Yes, but it looks non-standard. You aren’t supposed to haul off and invent new letterforms, even as elaborations of familiar ones! (Of course people make weird fonts for Roman letters all the time, by elaborating familiar forms in a theme-and-variations way. I just find reading this sort of thing a challenge.)


John Holbo 04.16.13 at 3:12 am

“I think the typeface is Schwabacher, rather than Fraktur.”

Yep, you are right. Wikipedia says:

“The lower case g and the upper case H have particularly distinctive forms.”

Thus the pun in my title needs to be changed, but nothing comes to mind.

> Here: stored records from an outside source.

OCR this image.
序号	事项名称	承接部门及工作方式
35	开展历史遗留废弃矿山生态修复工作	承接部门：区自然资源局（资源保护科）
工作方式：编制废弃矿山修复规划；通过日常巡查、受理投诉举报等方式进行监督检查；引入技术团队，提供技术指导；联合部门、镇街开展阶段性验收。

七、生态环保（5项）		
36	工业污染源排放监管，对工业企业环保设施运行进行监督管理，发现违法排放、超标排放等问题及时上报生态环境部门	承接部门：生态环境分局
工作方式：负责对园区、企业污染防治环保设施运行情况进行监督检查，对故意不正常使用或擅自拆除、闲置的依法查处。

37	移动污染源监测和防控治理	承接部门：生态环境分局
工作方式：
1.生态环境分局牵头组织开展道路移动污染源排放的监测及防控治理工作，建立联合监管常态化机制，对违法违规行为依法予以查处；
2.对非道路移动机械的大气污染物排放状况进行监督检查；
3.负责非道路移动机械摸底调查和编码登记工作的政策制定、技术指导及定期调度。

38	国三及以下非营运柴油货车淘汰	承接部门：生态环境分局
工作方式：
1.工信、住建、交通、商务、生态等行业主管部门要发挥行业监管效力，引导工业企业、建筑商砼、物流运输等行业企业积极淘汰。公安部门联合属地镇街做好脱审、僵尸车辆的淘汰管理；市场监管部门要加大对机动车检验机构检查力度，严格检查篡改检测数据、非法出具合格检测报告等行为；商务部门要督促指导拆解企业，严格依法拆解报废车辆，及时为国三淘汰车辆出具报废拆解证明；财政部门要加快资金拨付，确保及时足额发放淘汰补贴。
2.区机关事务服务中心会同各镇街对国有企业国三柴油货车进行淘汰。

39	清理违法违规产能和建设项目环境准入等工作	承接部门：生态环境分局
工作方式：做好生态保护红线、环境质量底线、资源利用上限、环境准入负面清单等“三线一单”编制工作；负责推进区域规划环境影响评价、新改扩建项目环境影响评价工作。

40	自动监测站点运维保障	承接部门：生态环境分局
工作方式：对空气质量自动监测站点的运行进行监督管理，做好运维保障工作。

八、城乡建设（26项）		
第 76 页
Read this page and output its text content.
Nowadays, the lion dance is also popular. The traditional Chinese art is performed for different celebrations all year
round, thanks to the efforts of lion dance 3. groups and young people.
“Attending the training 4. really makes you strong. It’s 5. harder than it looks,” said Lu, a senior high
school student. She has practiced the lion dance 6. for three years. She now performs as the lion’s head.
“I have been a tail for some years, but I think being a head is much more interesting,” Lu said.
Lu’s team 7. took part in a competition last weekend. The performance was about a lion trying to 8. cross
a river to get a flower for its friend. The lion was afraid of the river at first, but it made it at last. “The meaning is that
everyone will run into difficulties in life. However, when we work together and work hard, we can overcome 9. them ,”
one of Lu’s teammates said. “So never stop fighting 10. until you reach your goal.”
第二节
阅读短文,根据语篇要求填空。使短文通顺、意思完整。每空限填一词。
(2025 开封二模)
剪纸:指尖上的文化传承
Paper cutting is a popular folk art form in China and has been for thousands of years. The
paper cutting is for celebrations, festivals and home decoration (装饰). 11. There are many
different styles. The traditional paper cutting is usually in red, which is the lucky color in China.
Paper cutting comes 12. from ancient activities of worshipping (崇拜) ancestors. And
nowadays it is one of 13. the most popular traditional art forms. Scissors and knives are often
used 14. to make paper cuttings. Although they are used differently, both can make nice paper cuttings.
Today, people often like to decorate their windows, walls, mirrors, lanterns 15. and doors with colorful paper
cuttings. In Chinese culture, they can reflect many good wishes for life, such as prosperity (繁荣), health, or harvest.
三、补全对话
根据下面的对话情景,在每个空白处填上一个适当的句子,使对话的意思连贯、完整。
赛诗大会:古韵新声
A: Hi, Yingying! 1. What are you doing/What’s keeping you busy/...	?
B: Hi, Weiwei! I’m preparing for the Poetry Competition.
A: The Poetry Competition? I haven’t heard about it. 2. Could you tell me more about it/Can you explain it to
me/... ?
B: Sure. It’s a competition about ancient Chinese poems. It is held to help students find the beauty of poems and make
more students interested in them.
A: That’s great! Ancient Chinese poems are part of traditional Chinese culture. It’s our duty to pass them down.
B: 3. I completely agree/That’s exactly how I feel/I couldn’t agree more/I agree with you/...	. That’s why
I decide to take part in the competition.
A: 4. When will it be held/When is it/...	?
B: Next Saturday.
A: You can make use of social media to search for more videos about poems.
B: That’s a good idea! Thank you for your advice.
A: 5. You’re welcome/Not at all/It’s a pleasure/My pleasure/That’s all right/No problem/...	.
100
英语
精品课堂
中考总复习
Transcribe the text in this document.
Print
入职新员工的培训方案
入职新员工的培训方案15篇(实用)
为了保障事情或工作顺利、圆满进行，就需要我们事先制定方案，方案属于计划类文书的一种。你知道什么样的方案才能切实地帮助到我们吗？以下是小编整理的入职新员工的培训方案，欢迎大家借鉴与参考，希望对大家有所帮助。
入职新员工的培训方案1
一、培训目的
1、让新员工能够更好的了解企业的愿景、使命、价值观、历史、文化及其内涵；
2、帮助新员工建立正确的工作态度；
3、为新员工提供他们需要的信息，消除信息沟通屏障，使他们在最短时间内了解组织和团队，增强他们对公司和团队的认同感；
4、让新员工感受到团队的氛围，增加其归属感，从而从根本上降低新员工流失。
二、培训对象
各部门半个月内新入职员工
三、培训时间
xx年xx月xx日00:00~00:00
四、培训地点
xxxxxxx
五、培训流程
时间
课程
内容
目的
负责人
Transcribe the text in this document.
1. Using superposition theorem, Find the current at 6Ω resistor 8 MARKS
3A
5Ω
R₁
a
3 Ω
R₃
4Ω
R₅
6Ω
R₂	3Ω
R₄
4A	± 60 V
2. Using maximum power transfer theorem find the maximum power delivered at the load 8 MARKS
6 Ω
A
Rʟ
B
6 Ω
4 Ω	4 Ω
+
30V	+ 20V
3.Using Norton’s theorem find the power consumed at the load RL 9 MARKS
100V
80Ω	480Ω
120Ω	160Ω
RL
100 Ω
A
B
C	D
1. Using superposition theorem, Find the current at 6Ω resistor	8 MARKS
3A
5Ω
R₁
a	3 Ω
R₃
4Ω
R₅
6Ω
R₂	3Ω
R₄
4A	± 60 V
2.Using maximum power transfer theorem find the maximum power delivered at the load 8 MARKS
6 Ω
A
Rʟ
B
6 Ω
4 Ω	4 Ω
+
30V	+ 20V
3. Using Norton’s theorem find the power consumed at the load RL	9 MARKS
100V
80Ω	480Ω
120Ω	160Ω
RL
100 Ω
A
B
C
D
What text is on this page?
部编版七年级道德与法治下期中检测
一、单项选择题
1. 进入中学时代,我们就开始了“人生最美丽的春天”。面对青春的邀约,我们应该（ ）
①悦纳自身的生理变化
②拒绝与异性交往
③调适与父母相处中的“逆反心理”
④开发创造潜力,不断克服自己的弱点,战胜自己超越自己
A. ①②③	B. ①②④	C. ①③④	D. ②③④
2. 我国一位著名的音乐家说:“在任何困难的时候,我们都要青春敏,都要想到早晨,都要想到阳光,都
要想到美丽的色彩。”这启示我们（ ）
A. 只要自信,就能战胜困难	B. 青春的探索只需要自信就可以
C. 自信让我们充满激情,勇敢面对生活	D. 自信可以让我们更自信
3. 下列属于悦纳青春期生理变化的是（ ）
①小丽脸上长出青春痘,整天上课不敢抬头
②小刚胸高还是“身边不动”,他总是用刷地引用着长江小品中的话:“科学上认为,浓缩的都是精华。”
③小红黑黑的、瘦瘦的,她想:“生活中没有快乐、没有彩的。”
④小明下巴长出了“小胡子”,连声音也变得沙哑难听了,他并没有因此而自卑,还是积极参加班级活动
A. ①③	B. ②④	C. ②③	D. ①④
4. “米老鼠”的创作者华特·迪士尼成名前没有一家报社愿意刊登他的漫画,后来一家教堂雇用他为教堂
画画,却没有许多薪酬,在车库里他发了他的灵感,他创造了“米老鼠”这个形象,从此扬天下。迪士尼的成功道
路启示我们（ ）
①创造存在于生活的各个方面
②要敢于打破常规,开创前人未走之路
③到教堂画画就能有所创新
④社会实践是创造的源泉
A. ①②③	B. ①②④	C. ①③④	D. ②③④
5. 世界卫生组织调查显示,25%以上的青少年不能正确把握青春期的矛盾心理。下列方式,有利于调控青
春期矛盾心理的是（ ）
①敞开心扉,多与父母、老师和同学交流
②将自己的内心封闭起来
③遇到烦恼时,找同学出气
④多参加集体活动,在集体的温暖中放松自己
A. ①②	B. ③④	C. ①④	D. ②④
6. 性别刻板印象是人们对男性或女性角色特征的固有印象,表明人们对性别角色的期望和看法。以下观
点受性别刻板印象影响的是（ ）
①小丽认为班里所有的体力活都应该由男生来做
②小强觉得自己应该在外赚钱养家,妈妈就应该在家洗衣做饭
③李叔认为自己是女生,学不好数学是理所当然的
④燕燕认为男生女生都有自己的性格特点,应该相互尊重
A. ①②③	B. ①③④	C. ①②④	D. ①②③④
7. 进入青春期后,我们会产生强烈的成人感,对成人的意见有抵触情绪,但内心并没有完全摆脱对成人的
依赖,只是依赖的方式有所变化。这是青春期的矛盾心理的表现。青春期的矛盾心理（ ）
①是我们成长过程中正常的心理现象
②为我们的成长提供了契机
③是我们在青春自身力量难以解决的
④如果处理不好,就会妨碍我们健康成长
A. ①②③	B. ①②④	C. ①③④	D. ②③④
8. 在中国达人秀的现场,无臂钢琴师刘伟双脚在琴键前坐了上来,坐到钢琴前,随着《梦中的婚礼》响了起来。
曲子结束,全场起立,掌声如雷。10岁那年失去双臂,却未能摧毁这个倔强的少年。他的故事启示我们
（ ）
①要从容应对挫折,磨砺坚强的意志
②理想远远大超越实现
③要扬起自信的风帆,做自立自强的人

Learn something every day.


pedant 04.16.13 at 10:23 am

Gyre and Gimble in the Schwabe.


Peter Hovde 04.17.13 at 3:00 pm

“It’s beginning to look a lot like fishmen”


Gene O'Grady 04.17.13 at 3:06 pm

Just on the basis of the publications I have (a modest if quite peculiar assemblage) it has been my impression that the German typefaces (which I guess I’m not quite right in grouping under the heading Fraktur) got a lot harder to read in the 1900-1914 period. I’ve got some things with type like that in the place and publisher on the cover, and they don’t look like earlier material I’m familiar with.

Again over my head, but it’s my impression that readers would have expected the cover illustration to be symbolic and not an illustration of a piece they were going to be cheated out of.


Joe Procopio 04.20.13 at 8:35 pm

Thanks again for mentioning my recent “Lost Art of Heinrich Kley” books on your blog! I didn’t include the cover image you cite because for some reason the copy of “Der Herr der Luft” in my collection is missing that drawing (I’m starting to suspect that my copy may have been rebound at some later date). Regardless, you’re right…that is a really cool image!